In our view the key risks around our outlook are the point at which labour market tightness will generate wage growth as well as the uncertainty of the timing of the passthrough to consumer prices. While we see
unemployment falling to the low 4s, it has not been at this level for well over a decade and therefore the point at which wage pressure emerges is highly uncertain. That said, slowing wage growth prior to the pandemic as well as the international experience suggests that an unemployment rate consistent with full employment could well be somewhere in the 3% range. On price pressures, we may also observe that firms are able to pass on increased costs more quickly while demand remains elevated – particularly on the goods side – as compared to the pre-pandemic experience where strong competition and soft consumption growth saw greater pressure on margins and only modest price increases. However, as the economy opens up, we expect consumption patterns to normalise – with spending on services to recover over time but demand for goods to ease.

Our core views are:
• The first cash rate hike will occur in early 2024. We see the first move as lifting the cash rate target by 40bps to 0.50%; this is to allow normalisation of the ES rate corridor and would see the actual cash rate trade close to 25bp (i.e. it would effectively be a 25bp rate hike). Following this, we see increases of around 25bps per quarter – a fairly rapid normalisation as the RBA again becomes forward looking. By late 2025 we expect the cash rate to trade around 2.00% depending on the degree of excess liquidity in the cash market.

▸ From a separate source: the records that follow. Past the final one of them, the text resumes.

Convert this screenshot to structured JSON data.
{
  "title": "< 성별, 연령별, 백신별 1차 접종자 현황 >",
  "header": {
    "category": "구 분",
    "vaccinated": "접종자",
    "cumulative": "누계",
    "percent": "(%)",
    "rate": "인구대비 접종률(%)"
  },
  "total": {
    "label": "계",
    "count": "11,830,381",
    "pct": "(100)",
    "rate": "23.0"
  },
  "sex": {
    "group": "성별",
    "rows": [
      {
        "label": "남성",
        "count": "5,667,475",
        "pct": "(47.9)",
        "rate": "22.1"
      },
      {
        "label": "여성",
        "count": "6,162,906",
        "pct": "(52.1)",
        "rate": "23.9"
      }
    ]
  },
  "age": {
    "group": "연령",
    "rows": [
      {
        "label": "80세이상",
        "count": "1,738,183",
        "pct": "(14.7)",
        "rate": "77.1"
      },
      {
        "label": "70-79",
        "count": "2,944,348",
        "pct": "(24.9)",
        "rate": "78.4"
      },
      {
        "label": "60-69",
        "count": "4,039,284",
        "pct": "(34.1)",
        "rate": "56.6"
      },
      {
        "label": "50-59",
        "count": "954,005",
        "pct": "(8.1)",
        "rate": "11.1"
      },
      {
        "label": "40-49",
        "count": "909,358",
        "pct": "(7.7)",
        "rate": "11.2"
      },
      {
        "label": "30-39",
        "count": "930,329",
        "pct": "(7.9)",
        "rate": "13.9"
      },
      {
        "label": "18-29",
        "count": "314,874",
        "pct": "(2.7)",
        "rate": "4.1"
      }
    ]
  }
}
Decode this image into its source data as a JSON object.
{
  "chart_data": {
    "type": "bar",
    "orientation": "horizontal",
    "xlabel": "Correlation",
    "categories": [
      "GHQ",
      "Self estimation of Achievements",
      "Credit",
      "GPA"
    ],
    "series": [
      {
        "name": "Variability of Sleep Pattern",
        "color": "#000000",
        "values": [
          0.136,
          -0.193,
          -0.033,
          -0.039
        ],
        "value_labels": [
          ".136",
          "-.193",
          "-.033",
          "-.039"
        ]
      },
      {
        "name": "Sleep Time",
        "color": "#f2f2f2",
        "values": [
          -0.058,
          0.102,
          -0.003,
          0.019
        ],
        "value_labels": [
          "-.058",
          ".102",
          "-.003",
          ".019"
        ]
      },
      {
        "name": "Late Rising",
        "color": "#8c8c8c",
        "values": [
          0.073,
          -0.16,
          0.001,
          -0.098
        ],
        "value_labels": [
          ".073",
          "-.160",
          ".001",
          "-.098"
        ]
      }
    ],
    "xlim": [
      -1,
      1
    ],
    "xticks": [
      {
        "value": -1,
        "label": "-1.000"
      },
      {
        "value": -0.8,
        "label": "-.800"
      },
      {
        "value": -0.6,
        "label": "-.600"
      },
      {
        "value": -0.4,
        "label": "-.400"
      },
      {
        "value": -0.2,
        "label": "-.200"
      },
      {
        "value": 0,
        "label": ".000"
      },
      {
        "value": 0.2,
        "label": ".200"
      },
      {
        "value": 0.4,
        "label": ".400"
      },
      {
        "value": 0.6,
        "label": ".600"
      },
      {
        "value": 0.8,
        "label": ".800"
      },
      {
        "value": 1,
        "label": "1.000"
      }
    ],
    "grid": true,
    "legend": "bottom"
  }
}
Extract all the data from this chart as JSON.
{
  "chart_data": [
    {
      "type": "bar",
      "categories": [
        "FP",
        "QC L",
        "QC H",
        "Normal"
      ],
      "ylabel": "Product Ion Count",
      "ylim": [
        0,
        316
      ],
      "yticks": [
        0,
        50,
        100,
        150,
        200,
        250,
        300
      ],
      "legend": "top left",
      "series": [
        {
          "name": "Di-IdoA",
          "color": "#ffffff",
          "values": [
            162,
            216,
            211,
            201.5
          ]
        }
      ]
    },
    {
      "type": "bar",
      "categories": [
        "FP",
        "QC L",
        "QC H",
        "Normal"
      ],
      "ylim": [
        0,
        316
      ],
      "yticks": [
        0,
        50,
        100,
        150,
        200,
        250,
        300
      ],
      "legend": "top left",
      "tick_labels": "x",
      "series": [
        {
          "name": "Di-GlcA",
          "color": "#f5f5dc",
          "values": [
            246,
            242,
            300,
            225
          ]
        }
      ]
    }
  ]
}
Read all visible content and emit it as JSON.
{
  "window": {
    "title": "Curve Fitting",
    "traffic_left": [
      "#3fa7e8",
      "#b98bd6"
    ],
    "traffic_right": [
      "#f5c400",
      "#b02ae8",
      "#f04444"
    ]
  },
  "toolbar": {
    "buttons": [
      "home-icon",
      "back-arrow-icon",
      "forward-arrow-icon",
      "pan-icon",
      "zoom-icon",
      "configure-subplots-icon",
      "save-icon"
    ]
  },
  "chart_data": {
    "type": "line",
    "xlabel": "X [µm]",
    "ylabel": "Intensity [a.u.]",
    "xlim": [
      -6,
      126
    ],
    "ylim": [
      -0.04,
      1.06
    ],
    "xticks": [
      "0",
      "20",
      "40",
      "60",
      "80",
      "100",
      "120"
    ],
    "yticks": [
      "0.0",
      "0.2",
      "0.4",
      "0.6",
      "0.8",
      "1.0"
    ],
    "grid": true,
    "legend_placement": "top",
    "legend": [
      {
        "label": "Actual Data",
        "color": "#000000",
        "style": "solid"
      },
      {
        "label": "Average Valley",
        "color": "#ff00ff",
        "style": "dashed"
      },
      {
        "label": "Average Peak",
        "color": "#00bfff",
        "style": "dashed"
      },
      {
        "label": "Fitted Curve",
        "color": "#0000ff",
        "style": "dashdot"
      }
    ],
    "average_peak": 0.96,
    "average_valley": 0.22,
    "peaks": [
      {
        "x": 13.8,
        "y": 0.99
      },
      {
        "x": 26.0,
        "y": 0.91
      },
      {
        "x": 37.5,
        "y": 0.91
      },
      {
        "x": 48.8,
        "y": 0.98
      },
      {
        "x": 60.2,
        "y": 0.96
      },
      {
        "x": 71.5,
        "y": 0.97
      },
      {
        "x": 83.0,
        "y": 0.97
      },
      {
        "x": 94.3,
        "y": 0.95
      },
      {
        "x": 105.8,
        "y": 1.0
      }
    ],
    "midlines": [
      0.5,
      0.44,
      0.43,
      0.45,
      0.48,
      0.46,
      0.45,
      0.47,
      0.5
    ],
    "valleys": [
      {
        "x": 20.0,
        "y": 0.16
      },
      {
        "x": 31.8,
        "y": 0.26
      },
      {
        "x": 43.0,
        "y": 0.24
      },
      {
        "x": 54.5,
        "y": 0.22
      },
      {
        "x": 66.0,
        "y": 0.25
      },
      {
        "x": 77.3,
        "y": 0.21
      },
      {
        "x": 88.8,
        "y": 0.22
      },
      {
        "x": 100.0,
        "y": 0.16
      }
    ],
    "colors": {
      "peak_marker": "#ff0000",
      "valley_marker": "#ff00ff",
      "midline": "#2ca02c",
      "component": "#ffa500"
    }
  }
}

• QE will be tapered further with another 3-months of purchases at a rate of $2bn a week to be announced in February 2022 once the current tranche ends. We see the RBA ending the program after this final taper, with purchases effectively totalling around $110bn from here. At this point we do not expect the RBA to either unwind the balance sheet by selling bonds on the open market or to reinvest maturities. Rather we expect the RBA to let the balance unwind over an extended period as bonds naturally mature. This will have two impacts,
o Firstly, it will gradually drain liquidity from the system as the government repays the RBA.
o Secondly, it will lead to a steepening in the yield curve (a tightening in monetary conditions) as the
government refinances RBA held maturities with new issuance in the private market.
• We see the RBA as remaining committed to the YCC target of 0.1% for the April 2024 bond.